Mit einer sogenannten Drittanbietersperre beugen Sie dem Problem vor: Diese technische Lösung beantragen Sie beim Handy-Anbieter. So machen Sie es Drittanbietern unmöglich, fällige Beträge einfach über die Handyrechnung einzuziehen. Auch eine Teilsperrung ist bei vielen Anbietern möglich, so dass Kunden tatsächlich gewünschte Abo-Dienste nach wie vor beziehen und problemlos über die Handyrechnung bezahlen können.

Wer haftet, wenn Kinder ein Abo abschließen?

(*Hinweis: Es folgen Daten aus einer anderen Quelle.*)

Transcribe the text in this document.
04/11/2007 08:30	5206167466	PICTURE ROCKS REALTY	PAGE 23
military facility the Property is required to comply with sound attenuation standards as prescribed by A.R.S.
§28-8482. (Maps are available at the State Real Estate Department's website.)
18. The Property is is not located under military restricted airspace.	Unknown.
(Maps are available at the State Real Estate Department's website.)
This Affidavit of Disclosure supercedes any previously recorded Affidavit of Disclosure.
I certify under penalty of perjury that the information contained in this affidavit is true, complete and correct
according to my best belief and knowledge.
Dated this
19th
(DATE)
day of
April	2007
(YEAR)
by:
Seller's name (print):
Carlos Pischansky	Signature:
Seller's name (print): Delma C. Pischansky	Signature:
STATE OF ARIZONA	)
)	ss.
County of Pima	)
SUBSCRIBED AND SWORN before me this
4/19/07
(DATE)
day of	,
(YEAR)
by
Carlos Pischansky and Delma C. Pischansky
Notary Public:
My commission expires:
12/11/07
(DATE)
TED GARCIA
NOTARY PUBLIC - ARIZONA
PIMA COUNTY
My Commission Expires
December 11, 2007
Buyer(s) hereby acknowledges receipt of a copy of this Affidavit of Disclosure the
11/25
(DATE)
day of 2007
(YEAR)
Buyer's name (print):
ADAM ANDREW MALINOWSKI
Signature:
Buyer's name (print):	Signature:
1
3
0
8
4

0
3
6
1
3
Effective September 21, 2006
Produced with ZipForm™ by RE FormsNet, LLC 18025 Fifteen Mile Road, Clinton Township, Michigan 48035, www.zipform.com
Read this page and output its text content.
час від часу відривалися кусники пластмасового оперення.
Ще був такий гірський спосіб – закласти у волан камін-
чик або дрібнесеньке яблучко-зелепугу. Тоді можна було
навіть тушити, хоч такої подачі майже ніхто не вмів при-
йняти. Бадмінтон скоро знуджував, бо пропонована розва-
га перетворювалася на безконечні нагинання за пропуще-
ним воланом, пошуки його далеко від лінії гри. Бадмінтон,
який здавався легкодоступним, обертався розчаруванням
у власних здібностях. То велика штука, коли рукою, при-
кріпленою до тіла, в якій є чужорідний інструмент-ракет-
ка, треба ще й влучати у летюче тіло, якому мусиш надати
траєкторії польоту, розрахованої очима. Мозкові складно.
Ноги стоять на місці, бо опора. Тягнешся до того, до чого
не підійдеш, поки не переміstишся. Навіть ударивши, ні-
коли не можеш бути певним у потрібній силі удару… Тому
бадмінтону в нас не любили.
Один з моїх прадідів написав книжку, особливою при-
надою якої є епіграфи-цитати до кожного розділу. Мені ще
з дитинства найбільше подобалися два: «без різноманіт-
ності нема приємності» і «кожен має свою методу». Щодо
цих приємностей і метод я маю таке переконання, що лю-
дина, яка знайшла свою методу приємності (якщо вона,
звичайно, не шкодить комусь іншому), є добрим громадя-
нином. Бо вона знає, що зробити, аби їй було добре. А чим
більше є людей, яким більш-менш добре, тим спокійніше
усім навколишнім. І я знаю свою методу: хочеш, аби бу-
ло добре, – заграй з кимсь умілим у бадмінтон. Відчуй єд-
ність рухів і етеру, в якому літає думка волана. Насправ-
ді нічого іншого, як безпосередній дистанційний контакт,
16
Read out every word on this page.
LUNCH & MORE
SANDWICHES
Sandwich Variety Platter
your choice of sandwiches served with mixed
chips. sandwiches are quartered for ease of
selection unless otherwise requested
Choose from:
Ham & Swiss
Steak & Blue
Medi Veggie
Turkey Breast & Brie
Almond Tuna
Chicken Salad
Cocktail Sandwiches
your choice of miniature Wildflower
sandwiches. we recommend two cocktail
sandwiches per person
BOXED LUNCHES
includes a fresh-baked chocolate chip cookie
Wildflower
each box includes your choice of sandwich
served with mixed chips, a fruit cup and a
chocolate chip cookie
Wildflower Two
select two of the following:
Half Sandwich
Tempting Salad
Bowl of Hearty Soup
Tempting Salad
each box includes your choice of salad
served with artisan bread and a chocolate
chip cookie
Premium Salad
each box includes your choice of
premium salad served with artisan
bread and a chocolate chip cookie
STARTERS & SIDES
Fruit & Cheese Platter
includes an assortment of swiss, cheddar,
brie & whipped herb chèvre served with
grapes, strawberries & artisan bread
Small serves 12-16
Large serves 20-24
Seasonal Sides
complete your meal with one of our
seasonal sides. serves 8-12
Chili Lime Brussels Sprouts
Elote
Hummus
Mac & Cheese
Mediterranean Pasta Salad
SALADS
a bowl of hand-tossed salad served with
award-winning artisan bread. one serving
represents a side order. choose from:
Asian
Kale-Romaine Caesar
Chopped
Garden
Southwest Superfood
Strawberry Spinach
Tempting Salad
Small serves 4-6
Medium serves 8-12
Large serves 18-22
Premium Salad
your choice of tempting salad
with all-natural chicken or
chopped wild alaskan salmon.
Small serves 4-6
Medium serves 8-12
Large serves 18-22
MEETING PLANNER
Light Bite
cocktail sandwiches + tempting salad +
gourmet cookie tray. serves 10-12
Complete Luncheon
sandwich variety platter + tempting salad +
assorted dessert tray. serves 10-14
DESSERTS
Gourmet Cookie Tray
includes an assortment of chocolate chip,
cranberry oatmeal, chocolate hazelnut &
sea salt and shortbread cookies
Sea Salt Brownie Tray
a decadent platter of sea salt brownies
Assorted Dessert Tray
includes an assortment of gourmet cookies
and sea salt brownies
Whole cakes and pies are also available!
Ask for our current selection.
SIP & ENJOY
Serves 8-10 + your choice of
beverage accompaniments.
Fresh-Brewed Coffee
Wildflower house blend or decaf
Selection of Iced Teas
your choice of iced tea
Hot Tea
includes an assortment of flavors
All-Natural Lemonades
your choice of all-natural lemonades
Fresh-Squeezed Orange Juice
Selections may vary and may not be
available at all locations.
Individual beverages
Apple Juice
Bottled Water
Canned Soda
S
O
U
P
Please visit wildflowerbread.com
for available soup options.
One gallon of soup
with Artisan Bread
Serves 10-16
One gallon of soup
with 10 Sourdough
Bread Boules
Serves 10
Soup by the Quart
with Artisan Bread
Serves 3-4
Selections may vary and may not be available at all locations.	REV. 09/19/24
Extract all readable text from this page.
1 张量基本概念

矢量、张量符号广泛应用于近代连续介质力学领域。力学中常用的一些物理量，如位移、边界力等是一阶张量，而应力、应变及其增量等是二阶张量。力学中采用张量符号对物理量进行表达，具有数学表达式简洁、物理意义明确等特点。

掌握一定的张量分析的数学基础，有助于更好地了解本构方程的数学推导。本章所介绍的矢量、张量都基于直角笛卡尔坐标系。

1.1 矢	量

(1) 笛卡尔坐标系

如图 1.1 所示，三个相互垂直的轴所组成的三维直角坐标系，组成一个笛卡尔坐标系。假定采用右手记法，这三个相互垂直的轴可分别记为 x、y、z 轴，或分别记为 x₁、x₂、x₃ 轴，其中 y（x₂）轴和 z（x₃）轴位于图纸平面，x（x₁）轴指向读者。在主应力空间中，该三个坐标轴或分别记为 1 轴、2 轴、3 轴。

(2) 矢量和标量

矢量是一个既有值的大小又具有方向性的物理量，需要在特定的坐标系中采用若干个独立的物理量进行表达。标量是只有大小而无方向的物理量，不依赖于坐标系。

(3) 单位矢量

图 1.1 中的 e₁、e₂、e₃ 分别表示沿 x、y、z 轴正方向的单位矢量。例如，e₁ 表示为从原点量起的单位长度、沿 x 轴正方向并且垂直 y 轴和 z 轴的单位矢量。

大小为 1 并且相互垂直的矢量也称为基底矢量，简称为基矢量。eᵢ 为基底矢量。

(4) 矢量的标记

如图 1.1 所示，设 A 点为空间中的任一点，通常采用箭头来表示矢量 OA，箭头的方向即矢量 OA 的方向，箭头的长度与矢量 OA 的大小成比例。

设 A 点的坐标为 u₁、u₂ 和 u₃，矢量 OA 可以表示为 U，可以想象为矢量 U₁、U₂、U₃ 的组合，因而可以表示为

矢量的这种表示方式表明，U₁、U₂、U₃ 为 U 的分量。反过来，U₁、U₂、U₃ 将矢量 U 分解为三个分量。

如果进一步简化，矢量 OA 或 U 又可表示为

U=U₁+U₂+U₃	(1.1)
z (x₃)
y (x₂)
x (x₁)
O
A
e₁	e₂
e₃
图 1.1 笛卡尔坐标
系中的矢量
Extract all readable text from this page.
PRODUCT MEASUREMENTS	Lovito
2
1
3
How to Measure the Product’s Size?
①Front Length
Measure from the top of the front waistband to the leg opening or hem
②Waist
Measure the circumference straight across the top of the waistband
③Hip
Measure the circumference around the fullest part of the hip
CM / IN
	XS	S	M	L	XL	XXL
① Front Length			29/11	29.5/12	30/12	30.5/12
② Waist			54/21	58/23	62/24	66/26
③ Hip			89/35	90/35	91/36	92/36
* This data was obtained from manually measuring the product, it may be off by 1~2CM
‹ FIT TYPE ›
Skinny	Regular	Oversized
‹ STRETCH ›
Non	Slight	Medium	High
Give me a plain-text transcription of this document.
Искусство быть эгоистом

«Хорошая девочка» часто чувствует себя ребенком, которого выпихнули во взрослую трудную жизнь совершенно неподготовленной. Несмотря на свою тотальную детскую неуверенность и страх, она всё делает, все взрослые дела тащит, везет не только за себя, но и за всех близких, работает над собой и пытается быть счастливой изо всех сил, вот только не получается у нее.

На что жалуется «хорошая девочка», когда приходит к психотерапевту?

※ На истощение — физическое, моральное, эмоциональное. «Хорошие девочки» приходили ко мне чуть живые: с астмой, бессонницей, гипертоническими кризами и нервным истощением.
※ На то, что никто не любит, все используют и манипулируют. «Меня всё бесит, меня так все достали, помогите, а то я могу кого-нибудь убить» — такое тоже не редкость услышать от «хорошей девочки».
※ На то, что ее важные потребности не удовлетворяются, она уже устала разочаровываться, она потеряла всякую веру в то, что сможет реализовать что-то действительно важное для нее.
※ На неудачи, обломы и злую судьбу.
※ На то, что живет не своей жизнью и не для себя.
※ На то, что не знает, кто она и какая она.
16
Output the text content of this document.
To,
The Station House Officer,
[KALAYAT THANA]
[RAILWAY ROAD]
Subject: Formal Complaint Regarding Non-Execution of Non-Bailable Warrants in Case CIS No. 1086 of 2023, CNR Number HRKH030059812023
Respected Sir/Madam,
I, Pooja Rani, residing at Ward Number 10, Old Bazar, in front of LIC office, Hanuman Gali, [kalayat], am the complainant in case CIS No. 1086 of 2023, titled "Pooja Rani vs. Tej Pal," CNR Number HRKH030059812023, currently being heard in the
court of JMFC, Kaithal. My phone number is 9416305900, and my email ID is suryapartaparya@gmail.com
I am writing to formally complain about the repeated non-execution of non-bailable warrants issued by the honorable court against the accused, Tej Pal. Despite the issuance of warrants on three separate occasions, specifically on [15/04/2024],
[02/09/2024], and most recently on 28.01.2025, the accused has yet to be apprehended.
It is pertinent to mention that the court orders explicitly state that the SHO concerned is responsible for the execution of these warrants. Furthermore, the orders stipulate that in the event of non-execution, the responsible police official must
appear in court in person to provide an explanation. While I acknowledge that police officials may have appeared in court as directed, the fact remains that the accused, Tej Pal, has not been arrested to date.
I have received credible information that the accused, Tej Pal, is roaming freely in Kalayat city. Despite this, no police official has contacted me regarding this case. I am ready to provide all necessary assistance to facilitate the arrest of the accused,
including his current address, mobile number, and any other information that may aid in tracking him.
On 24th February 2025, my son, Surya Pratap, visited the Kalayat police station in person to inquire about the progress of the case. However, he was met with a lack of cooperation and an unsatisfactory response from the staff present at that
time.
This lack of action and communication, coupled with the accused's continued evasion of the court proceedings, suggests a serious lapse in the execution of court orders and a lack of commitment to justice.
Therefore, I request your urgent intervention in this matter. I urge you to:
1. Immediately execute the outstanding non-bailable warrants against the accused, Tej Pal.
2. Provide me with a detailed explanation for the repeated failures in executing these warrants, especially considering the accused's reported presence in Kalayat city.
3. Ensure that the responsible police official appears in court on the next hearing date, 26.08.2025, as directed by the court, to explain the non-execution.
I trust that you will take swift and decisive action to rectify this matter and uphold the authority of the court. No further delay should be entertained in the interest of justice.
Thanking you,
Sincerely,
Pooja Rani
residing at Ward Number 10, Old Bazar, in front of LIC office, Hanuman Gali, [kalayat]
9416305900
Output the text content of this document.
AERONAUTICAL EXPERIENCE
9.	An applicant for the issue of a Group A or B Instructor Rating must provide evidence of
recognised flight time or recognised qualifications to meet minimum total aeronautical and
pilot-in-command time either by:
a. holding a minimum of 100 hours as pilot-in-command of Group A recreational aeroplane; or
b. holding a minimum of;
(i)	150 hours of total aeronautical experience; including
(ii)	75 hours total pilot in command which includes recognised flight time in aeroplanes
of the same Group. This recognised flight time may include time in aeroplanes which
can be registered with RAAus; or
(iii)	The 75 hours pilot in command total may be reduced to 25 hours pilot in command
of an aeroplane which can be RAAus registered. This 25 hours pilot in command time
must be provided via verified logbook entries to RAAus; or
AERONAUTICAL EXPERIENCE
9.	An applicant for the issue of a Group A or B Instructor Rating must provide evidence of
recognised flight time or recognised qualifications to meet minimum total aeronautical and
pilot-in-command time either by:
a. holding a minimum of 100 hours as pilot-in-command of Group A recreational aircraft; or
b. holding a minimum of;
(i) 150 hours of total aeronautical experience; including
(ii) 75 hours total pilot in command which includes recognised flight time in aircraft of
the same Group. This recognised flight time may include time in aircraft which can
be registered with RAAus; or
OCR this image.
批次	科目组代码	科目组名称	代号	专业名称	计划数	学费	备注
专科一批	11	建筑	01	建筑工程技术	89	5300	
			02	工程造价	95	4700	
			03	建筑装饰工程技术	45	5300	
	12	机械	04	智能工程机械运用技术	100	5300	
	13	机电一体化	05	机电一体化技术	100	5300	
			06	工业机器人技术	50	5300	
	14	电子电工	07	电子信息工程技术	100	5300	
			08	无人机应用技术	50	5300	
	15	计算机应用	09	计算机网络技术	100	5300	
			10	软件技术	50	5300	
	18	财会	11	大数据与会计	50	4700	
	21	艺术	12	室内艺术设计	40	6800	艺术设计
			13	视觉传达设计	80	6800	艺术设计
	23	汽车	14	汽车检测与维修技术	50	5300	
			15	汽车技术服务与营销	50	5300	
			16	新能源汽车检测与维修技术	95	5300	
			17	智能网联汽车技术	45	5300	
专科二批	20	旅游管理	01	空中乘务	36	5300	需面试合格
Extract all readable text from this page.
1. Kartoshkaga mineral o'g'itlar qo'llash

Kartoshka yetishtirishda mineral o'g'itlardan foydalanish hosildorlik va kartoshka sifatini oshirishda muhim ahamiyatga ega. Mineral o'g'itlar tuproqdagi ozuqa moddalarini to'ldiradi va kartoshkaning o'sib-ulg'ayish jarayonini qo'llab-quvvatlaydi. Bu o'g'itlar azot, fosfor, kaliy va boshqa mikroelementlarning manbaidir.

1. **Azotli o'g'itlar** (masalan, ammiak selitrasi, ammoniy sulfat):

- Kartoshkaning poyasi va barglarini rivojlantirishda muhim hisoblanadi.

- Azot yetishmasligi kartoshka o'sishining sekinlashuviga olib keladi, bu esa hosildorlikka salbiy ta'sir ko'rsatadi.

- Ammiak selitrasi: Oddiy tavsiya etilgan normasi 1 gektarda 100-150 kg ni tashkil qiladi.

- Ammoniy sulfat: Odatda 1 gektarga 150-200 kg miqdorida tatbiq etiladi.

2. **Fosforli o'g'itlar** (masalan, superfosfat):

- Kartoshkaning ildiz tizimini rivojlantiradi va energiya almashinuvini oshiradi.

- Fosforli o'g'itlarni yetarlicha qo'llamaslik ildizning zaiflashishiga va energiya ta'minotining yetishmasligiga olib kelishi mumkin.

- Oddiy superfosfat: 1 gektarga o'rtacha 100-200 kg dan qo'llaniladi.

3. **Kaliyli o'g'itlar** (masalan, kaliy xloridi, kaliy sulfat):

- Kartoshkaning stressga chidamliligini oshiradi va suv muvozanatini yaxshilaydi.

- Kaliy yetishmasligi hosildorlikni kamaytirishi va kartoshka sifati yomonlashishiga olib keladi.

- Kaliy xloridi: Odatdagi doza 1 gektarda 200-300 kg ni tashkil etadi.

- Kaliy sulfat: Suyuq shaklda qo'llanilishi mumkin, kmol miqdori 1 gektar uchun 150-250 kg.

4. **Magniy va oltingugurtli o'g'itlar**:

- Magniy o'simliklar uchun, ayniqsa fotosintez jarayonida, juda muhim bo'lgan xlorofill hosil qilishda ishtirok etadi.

Schließen Ihre minderjährigen Kinder ohne Ihr Wissen einen Vertrag ab oder buchen sie eine kostenpflichtige App, müssen Sie nicht zahlen. "Kinder zwischen sieben und 17 Jahren sind nur beschränkt geschäftsfähig", sagt Experte Pagiela. "Um einen wirksamen Vertrag zu schließen, benötigen sie die Zustimmung eines Sorgeberechtigten."

Haben Eltern diese Zustimmung vor oder sogar nach Vertragsabschluss nicht gegeben, ist kein Vertrag zustande gekommen. Wie bei der Abo-Falle sollte der Vertrag dann schriftlich angefochten werden.